Todos esses aspectos da vivência - o aspecto institucional da escola e suas regras, a vivência prévia da arte como atividade pessoal em diferentes contextos, o contato com a arte em sua multiplicidade de sentidos projetados socialmente e os sentidos da arte e da atividade artística no contexto familiar – estão presentes na interação com a professora e na compreensão de suas aulas. A professora, essa

professora, constitui-se em um outro importante aspecto da vivência das crianças. Essa

professora, que está ministrando essas aulas, não é mais uma novidade. Ela já carrega consigo alguns meses de convivência com as crianças, com as quais estabeleceu uma relação que, por sua vez, incorpora a vivência que ela tem da arte, da escola, das crianças e das aulas. Nessa convivência, as crianças aprenderam a considerar as demais dimensões na presença dessa professora, com as características e sentidos que ela projeta na própria atividade docente.

Há também o conjunto de relações com os demais alunos da classe, com sua dinâmica, e as demais relações com a escola, sua direção e funcionários, além dos demais professores e do clima geral da escola. Tudo isso interfere, de alguma forma, na atividade das crianças, pois integram o contexto em que as atividades se realizam.

Nesse complexo vivencial, as crianças realizam as suas atividades com os mais diversos sentidos.

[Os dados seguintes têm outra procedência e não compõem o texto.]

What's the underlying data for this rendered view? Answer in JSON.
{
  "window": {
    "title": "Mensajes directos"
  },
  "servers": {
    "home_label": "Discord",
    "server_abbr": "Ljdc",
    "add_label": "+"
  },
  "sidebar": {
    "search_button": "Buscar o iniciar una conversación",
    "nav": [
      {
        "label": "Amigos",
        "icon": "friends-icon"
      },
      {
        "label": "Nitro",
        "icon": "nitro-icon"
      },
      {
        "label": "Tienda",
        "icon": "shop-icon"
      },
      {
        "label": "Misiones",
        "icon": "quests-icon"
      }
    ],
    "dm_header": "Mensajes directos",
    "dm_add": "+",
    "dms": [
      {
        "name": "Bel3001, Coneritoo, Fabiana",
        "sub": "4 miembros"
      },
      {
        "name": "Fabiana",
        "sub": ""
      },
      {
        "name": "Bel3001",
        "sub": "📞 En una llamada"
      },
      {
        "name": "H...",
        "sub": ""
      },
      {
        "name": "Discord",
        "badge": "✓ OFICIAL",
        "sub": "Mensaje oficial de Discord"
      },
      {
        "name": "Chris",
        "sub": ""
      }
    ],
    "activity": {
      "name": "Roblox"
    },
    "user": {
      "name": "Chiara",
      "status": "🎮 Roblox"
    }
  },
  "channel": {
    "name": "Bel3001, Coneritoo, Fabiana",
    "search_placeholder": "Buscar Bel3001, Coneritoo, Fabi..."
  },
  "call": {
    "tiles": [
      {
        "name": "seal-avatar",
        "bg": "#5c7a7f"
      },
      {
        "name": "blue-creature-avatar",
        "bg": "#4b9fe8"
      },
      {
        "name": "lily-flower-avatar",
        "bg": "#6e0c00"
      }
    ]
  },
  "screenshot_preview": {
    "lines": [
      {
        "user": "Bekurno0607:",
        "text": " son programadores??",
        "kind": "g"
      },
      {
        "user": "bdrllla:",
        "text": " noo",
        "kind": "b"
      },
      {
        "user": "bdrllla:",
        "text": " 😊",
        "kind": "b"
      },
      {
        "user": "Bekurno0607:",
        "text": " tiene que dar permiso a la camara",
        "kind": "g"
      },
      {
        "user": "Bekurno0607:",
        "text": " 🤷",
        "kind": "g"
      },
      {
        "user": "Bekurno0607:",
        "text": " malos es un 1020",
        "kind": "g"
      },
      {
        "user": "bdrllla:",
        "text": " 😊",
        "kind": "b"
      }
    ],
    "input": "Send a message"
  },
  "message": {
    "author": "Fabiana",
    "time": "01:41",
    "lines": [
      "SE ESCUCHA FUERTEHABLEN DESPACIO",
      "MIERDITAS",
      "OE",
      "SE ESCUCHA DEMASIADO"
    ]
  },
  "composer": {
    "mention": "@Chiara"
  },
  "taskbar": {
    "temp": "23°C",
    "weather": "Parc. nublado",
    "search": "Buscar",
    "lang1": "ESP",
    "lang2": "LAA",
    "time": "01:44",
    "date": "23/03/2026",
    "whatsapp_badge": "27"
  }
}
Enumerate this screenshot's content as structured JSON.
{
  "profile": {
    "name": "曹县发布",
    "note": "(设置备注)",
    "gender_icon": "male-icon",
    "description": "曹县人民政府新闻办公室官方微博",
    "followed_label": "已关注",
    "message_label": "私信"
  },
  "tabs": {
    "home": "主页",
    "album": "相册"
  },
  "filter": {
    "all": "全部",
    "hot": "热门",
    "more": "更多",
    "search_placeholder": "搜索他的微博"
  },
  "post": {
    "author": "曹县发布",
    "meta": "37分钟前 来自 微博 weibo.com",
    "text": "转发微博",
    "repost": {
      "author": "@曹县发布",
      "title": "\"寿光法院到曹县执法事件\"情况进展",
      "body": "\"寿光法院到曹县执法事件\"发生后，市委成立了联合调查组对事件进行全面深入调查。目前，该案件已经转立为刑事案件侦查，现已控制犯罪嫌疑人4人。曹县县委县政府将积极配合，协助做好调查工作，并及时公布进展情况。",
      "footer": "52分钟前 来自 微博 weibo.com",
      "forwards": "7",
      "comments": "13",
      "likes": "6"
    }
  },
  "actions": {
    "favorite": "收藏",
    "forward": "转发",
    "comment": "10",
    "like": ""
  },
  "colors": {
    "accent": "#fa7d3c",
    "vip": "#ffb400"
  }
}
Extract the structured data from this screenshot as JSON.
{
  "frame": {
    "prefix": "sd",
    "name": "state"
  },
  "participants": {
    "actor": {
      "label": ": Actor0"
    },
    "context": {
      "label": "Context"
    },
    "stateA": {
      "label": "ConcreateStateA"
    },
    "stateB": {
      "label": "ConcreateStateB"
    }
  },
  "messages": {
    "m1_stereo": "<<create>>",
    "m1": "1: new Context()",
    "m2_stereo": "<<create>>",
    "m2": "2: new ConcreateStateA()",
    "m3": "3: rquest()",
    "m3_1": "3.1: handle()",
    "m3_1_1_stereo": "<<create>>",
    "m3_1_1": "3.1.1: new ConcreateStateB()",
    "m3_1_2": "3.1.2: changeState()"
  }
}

11.2) Os sentidos “antiarte”.

11.2.1 – O sentido burocrático.

A proposição da atividade da criança como tarefa tende a burocratizar a aula e a retirar a arte da aula de Arte, pois a arte é expressão e não execução de instruções: “[...] há em toda a expressão e mesmo na expressão pela linguagem uma

espontaneidade que não suporta instruções, nem sequer as instruções que eu gostaria de dar a mim mesmo” (MERLEAU-PONTY, 2002, p. 115).

Um dos sentidos vivenciados pelas crianças é o sentido burocrático, que se manifesta fortemente em todo o contexto escolar. Exige-se um desempenho dos alunos, representado por um conceito, nota ou avaliação. O sentido de obter a

aprovação institucional se manifesta fortemente. Chamamos esse sentido de burocrático na medida em que a obtenção da nota tende a se constituir em uma espécie

de mera constatação da realização de uma atividade, desvinculada da compreensão que a criança tem de sua própria atividade. As crianças percebem como ilegítimas as notas baixas atribuídas pela professora nas aulas de Arte, independentemente da contestação que fazem dos critérios adotados pela professora. Para elas, a aula de Arte não existe para dar nota. E, se essa nota deve existir, não pode ser uma nota baixa. Assim, a nota nas aulas de Arte adquire, para as crianças, um sentido burocrático, pois se choca com a compreensão da arte como liberdade e diversidade, sentidos de arte vivenciados pelas crianças a partir da dimensão social. E choca-se com a dimensão de espontaneidade da própria expressão, conforme assinalado por Merleau-Ponty.

A professora, ao contrário dos alunos, atribuía um grande valor à avaliação formal, e considerava que dar nota baixa era algo positivo, desejável e justo, no caso dos alunos que não correspondem às suas expectativas. Desse modo, havia uma tensão que atravessava todas as aulas e a atividade dos alunos. Era a tensão entre a conduta da professora de valorizar a avaliação formal e a compreensão das crianças de que, em arte e na aula de Arte, essa avaliação não é importante ou deve ser, quase sempre, positiva. Esse sentido burocrático apareceu na medida em que a professora trouxe a norma escolar, em toda a sua plenitude, para um contexto em que as crianças a consideram inadequada. A avaliação negativa, a nota baixa, apareceu para as crianças como algo não aceitável, como uma agressão.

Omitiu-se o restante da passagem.